DisBezant: Secure and Robust Federated Learning Against Byzantine Attack in IoT-Enabled MTS

TLDR: DisBezant as mentioned in this paper proposes a credibility-based mechanism to resist the Byzantine attack in non-iid (not independent and identically distributed) dataset which is usually gathered from heterogeneous ships.

Abstract: With the intelligentization of Maritime Transportation System (MTS), Internet of Thing (IoT) and machine learning technologies have been widely used to achieve the intelligent control and routing planning for ships. As an important branch of machine learning, federated learning is the first choice to train an accurate joint model without sharing ships’ data directly. However, there are still many unsolved challenges while using federated learning in IoT-enabled MTS, such as the privacy preservation and Byzantine attacks. To surmount the above challenges, a novel mechanism, namely DisBezant, is designed to achieve the secure and Byzantine-robust federated learning in IoT-enabled MTS. Specifically, a credibility-based mechanism is proposed to resist the Byzantine attack in non-iid (not independent and identically distributed) dataset which is usually gathered from heterogeneous ships. The credibility is introduced to measure the trustworthiness of uploaded knowledge from ships and is updated based on their shared information in each epoch.

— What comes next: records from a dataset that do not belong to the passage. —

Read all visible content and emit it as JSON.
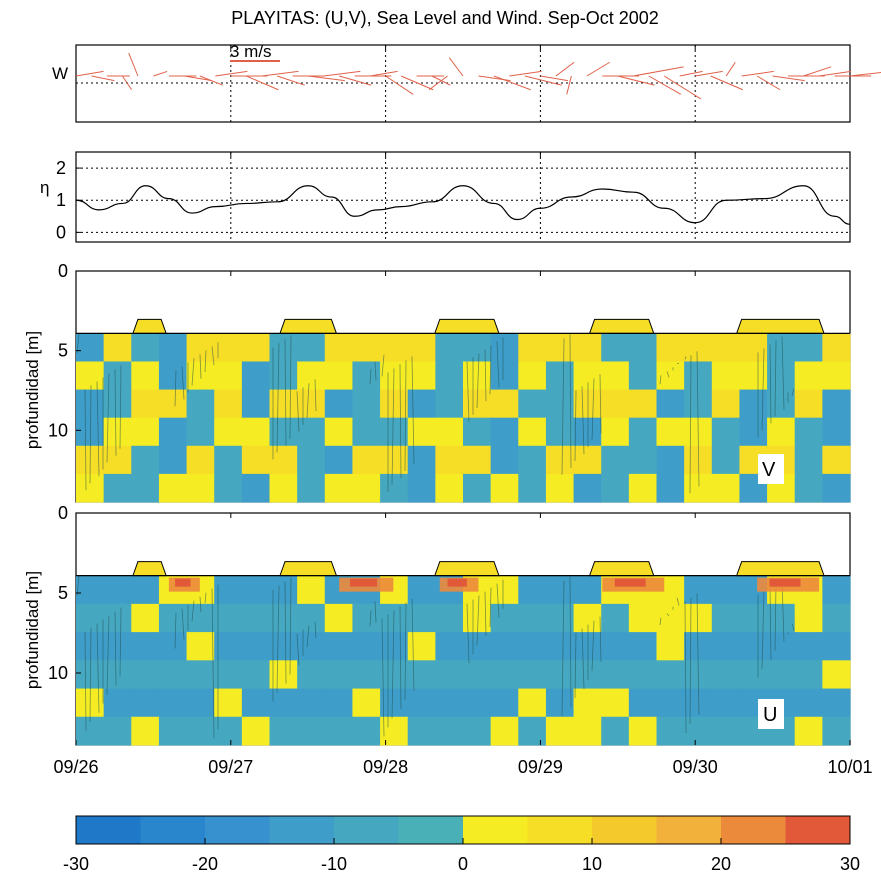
{
  "chart_data": [
    {
      "type": "line",
      "title": "PLAYITAS: (U,V), Sea Level and Wind.  Sep-Oct 2002",
      "panel": "wind",
      "ylabel": "W",
      "scale_label": "3 m/s",
      "x_ticks": [
        "09/26",
        "09/27",
        "09/28",
        "09/29",
        "09/30",
        "10/01"
      ],
      "color": "#e0614a",
      "series": [
        {
          "t": [
            0.0,
            0.1,
            0.2,
            0.3,
            0.4,
            0.5,
            0.6,
            0.7,
            0.8,
            0.9,
            1.0,
            1.1,
            1.2,
            1.3,
            1.4,
            1.5,
            1.6,
            1.7,
            1.8,
            1.9,
            2.0,
            2.1,
            2.2,
            2.3,
            2.4,
            2.5,
            2.6,
            2.7,
            2.8,
            2.9,
            3.0,
            3.1,
            3.2,
            3.3,
            3.4,
            3.5,
            3.6,
            3.7,
            3.8,
            3.9,
            4.0,
            4.1,
            4.2,
            4.3,
            4.4,
            4.5,
            4.6,
            4.7,
            4.8,
            4.9,
            5.0
          ],
          "u": [
            3.0,
            2.5,
            2.5,
            1.0,
            -1.0,
            1.5,
            3.0,
            3.0,
            2.5,
            3.5,
            4.0,
            3.5,
            4.0,
            3.0,
            3.5,
            4.0,
            4.0,
            3.5,
            4.0,
            3.0,
            3.0,
            3.5,
            3.0,
            2.0,
            -2.0,
            -1.5,
            3.5,
            4.0,
            3.5,
            4.0,
            3.0,
            2.0,
            -0.5,
            2.5,
            4.0,
            4.0,
            5.5,
            3.5,
            4.0,
            2.5,
            3.0,
            3.5,
            1.0,
            3.5,
            2.5,
            3.5,
            4.0,
            3.0,
            3.5,
            4.0,
            4.5
          ],
          "v": [
            0.5,
            -0.5,
            0.0,
            -1.5,
            2.5,
            0.5,
            0.0,
            -0.5,
            -1.0,
            0.5,
            0.0,
            -1.5,
            0.5,
            -1.0,
            0.0,
            -0.5,
            0.5,
            -1.0,
            0.0,
            0.5,
            -2.0,
            -1.5,
            0.0,
            -1.0,
            -1.5,
            2.0,
            -0.5,
            -1.5,
            0.5,
            -1.0,
            -0.5,
            1.5,
            -2.0,
            1.5,
            0.0,
            -1.0,
            1.0,
            -2.0,
            -2.5,
            0.5,
            0.5,
            -1.5,
            1.5,
            0.5,
            -1.5,
            -0.5,
            0.0,
            1.0,
            0.5,
            0.0,
            0.5
          ]
        }
      ]
    },
    {
      "type": "line",
      "panel": "sea_level",
      "ylabel": "η",
      "y_ticks": [
        "0",
        "1",
        "2"
      ],
      "ylim": [
        -0.3,
        2.5
      ],
      "grid": true,
      "series": [
        {
          "x": [
            0.0,
            0.15,
            0.3,
            0.45,
            0.6,
            0.75,
            0.9,
            1.1,
            1.3,
            1.5,
            1.65,
            1.8,
            1.95,
            2.1,
            2.3,
            2.5,
            2.7,
            2.85,
            3.0,
            3.2,
            3.4,
            3.6,
            3.8,
            4.0,
            4.2,
            4.45,
            4.7,
            4.9,
            5.0
          ],
          "y": [
            1.0,
            0.7,
            0.9,
            1.45,
            1.05,
            0.6,
            0.8,
            0.9,
            0.95,
            1.45,
            1.1,
            0.5,
            0.7,
            0.8,
            0.95,
            1.45,
            0.9,
            0.4,
            0.75,
            1.1,
            1.35,
            1.25,
            0.75,
            0.3,
            1.0,
            1.05,
            1.45,
            0.5,
            0.25
          ]
        }
      ]
    },
    {
      "type": "heatmap",
      "panel": "V",
      "label": "V",
      "ylabel": "profundidad [m]",
      "y_ticks": [
        "0",
        "5",
        "10"
      ],
      "ylim": [
        0,
        14.5
      ],
      "x_ticks": [
        "09/26",
        "09/27",
        "09/28",
        "09/29",
        "09/30",
        "10/01"
      ],
      "surface_bumps_days": [
        [
          0.4,
          0.55
        ],
        [
          1.35,
          1.65
        ],
        [
          2.35,
          2.7
        ],
        [
          3.35,
          3.7
        ],
        [
          4.3,
          4.8
        ]
      ],
      "bands": [
        [
          0,
          1,
          0,
          0,
          1,
          1,
          1,
          0,
          0,
          1,
          1,
          1,
          1,
          0,
          0,
          0,
          1,
          1,
          1,
          0,
          0,
          1,
          1,
          1,
          1,
          0,
          0,
          1
        ],
        [
          1,
          0,
          1,
          0,
          1,
          1,
          0,
          0,
          1,
          1,
          0,
          1,
          1,
          0,
          1,
          0,
          1,
          0,
          1,
          1,
          0,
          1,
          0,
          1,
          1,
          0,
          1,
          1
        ],
        [
          0,
          0,
          1,
          1,
          0,
          1,
          0,
          1,
          1,
          0,
          0,
          1,
          0,
          0,
          1,
          1,
          0,
          0,
          1,
          1,
          1,
          0,
          0,
          1,
          0,
          0,
          1,
          0
        ],
        [
          0,
          1,
          1,
          0,
          0,
          1,
          1,
          0,
          0,
          1,
          0,
          0,
          1,
          1,
          0,
          0,
          1,
          0,
          0,
          1,
          0,
          1,
          1,
          0,
          0,
          1,
          0,
          0
        ],
        [
          1,
          1,
          0,
          0,
          1,
          0,
          1,
          1,
          0,
          0,
          1,
          1,
          0,
          1,
          1,
          0,
          0,
          1,
          1,
          0,
          0,
          0,
          1,
          0,
          1,
          1,
          0,
          1
        ],
        [
          1,
          0,
          0,
          1,
          1,
          0,
          0,
          1,
          0,
          1,
          1,
          0,
          0,
          1,
          0,
          1,
          0,
          1,
          0,
          0,
          1,
          0,
          1,
          1,
          0,
          1,
          0,
          0
        ]
      ]
    },
    {
      "type": "heatmap",
      "panel": "U",
      "label": "U",
      "ylabel": "profundidad [m]",
      "y_ticks": [
        "0",
        "5",
        "10"
      ],
      "ylim": [
        0,
        14.5
      ],
      "x_ticks": [
        "09/26",
        "09/27",
        "09/28",
        "09/29",
        "09/30",
        "10/01"
      ],
      "surface_bumps_days": [
        [
          0.4,
          0.55
        ],
        [
          1.35,
          1.65
        ],
        [
          2.35,
          2.7
        ],
        [
          3.35,
          3.7
        ],
        [
          4.3,
          4.8
        ]
      ],
      "hot_spots_days": [
        [
          0.6,
          0.8
        ],
        [
          1.7,
          2.05
        ],
        [
          2.35,
          2.6
        ],
        [
          3.4,
          3.8
        ],
        [
          4.4,
          4.8
        ]
      ],
      "bands": [
        [
          0,
          0,
          0,
          1,
          1,
          0,
          0,
          0,
          1,
          0,
          0,
          1,
          0,
          0,
          1,
          1,
          0,
          0,
          0,
          1,
          1,
          1,
          0,
          0,
          0,
          1,
          1,
          0
        ],
        [
          0,
          0,
          1,
          0,
          0,
          0,
          0,
          0,
          0,
          1,
          0,
          0,
          0,
          0,
          1,
          0,
          0,
          0,
          1,
          0,
          1,
          1,
          1,
          0,
          0,
          0,
          1,
          0
        ],
        [
          0,
          0,
          0,
          0,
          1,
          0,
          0,
          0,
          0,
          0,
          0,
          0,
          1,
          0,
          0,
          0,
          0,
          0,
          0,
          0,
          0,
          1,
          0,
          0,
          0,
          0,
          0,
          0
        ],
        [
          0,
          0,
          0,
          0,
          0,
          0,
          0,
          1,
          0,
          0,
          0,
          0,
          0,
          0,
          0,
          0,
          0,
          0,
          0,
          0,
          0,
          0,
          0,
          0,
          0,
          0,
          0,
          1
        ],
        [
          1,
          0,
          0,
          0,
          0,
          1,
          0,
          0,
          0,
          0,
          1,
          0,
          0,
          0,
          0,
          0,
          1,
          0,
          1,
          1,
          0,
          0,
          0,
          0,
          0,
          0,
          0,
          0
        ],
        [
          0,
          0,
          1,
          0,
          0,
          0,
          1,
          0,
          0,
          0,
          0,
          1,
          0,
          0,
          0,
          1,
          0,
          1,
          1,
          0,
          1,
          0,
          0,
          0,
          0,
          0,
          1,
          0
        ]
      ]
    },
    {
      "type": "colorbar",
      "panel": "colorbar",
      "ticks": [
        "-30",
        "-20",
        "-10",
        "0",
        "10",
        "20",
        "30"
      ],
      "range": [
        -30,
        30
      ],
      "colors": [
        "#1f78c8",
        "#2a86cc",
        "#3891cf",
        "#3f9ec9",
        "#46a8c0",
        "#4ab0b8",
        "#f5ec23",
        "#f6dd26",
        "#f4c92b",
        "#f1b13a",
        "#ec8a3c",
        "#e2593a"
      ]
    }
  ]
}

Then, we design an efficient privacy-preserving gradient aggregation protocol based on a secure two-party calculation protocol. With the help of a central server, we can accurately recognise the Byzantine attackers and update the global model parameters privately. Furthermore, we theoretically discussed the privacy preservation and efficiency of DisBezant. To verify the effectiveness of our DisBezant, we evaluate it over three real datasets and the results demonstrate that DisBezant can efficiently and effectively achieve the Byzantine-robust federated learning. Although there are 40% nodes are Byzantine attackers in participants, our DisBezant can still recognise them and ensure the accurate model training.